Emotions are one of those great tools that can help us clue into thoughts that are not serving us. One challenge with that is that we get caught up in the emotion and miss the opportunity to change our perspective.
When you notice you are experiencing emotions, be it anxiety, fear, grief, et. cetera, that prevent you from thinking calmly, follow the steps below.
- Feel the emotion. Accept that this is the emotion that you are experiencing and feel it all the way through. It will stop if you disengage from the thoughts you are having and just feel. Remember, probably as a kid, when you laughed so hard that all sound stopped and you could barely catch your breath. You probably didn’t resist the wonderful feeling and it eventually stopped. The same is true for the ugly cries. Just cry until you are done. When I have allowed myself to cry without resistance, the tears lasted for only a short time.

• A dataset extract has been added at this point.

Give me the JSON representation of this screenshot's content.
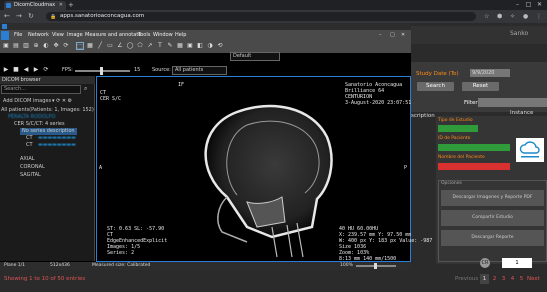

- Soothe yourself. Can you think of a time where you felt soothed? It could have been a hot bath, a hug from a loved one, deep breathing, running, playing Candy Crush, or something else. If you are not able to recall things that soothe you while reading this email, imagine how hard it will be when you are in need of some soothing. Consider creating a list of about five to ten things to do to find relief. If you don’t know what soothes you, begin experimenting. What helps you feel loved and calm? It is kind of like a fire drill, you practice how to get out of the burning building so when you are stressed you know what to do. Practice your soothers and have a list ready to remind you if you need it.

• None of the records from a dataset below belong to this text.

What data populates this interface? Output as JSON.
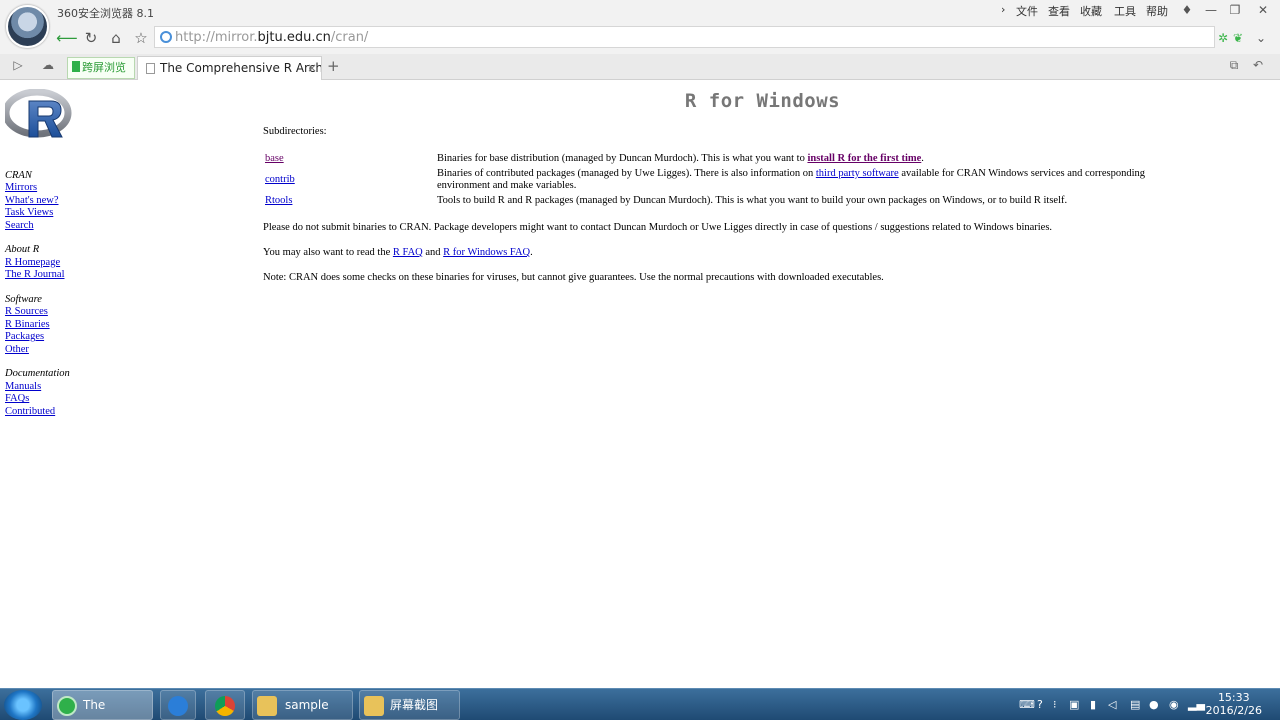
{
  "browser": {
    "app_title": "360安全浏览器 8.1",
    "menu": [
      "文件",
      "查看",
      "收藏",
      "工具",
      "帮助"
    ],
    "address": {
      "prefix": "http://mirror.",
      "domain": "bjtu.edu.cn",
      "path": "/cran/"
    },
    "green_tab_label": "跨屏浏览",
    "active_tab_title": "The Comprehensive R Archive"
  },
  "sidebar": {
    "groups": [
      {
        "title": "CRAN",
        "links": [
          "Mirrors",
          "What's new?",
          "Task Views",
          "Search"
        ]
      },
      {
        "title": "About R",
        "links": [
          "R Homepage",
          "The R Journal"
        ]
      },
      {
        "title": "Software",
        "links": [
          "R Sources",
          "R Binaries",
          "Packages",
          "Other"
        ]
      },
      {
        "title": "Documentation",
        "links": [
          "Manuals",
          "FAQs",
          "Contributed"
        ]
      }
    ]
  },
  "main": {
    "title": "R for Windows",
    "subdirectories_label": "Subdirectories:",
    "rows": [
      {
        "name": "base",
        "desc_pre": "Binaries for base distribution (managed by Duncan Murdoch). This is what you want to ",
        "link": "install R for the first time",
        "desc_post": "."
      },
      {
        "name": "contrib",
        "desc_pre": "Binaries of contributed packages (managed by Uwe Ligges). There is also information on ",
        "link": "third party software",
        "desc_post": " available for CRAN Windows services and corresponding environment and make variables."
      },
      {
        "name": "Rtools",
        "desc_pre": "Tools to build R and R packages (managed by Duncan Murdoch). This is what you want to build your own packages on Windows, or to build R itself.",
        "link": "",
        "desc_post": ""
      }
    ],
    "para_binaries": "Please do not submit binaries to CRAN. Package developers might want to contact Duncan Murdoch or Uwe Ligges directly in case of questions / suggestions related to Windows binaries.",
    "para_faq_pre": "You may also want to read the ",
    "para_faq_link1": "R FAQ",
    "para_faq_mid": " and ",
    "para_faq_link2": "R for Windows FAQ",
    "para_faq_post": ".",
    "para_note": "Note: CRAN does some checks on these binaries for viruses, but cannot give guarantees. Use the normal precautions with downloaded executables."
  },
  "taskbar": {
    "items": [
      "The Compr...",
      "sample",
      "屏幕截图"
    ],
    "time": "15:33",
    "date": "2016/2/26"
  }
}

- Reevaluate your thoughts. After you are feeling better and more calm consider if the emotion was equal to the situation. If it wasn’t, can you consider different perspectives to feel more empowered? If it was, are these emotions getting in your way? Remember, the emotions come from the story you tell yourself. Would you feel better if the story were different? I am not suggesting that you lie to yourself, I am challenging you to see if you can find the positive in the situation? The evening news has a beautiful way of illuminating the downside of the story. I remember this winter, a friend shared that the news was reporting 45 accidents during the commute home in the winter storm. The story was just as accurate to report that over 50,000 people were making it home safe. Even better to add an encouraging comment to keep up the good work driving safe. Why do we illuminate what we don’t want instead of focusing on what is going right?
See how this process helps you. Share it with a friend or loved one. The more of us that are feeling good the better things are for everyone.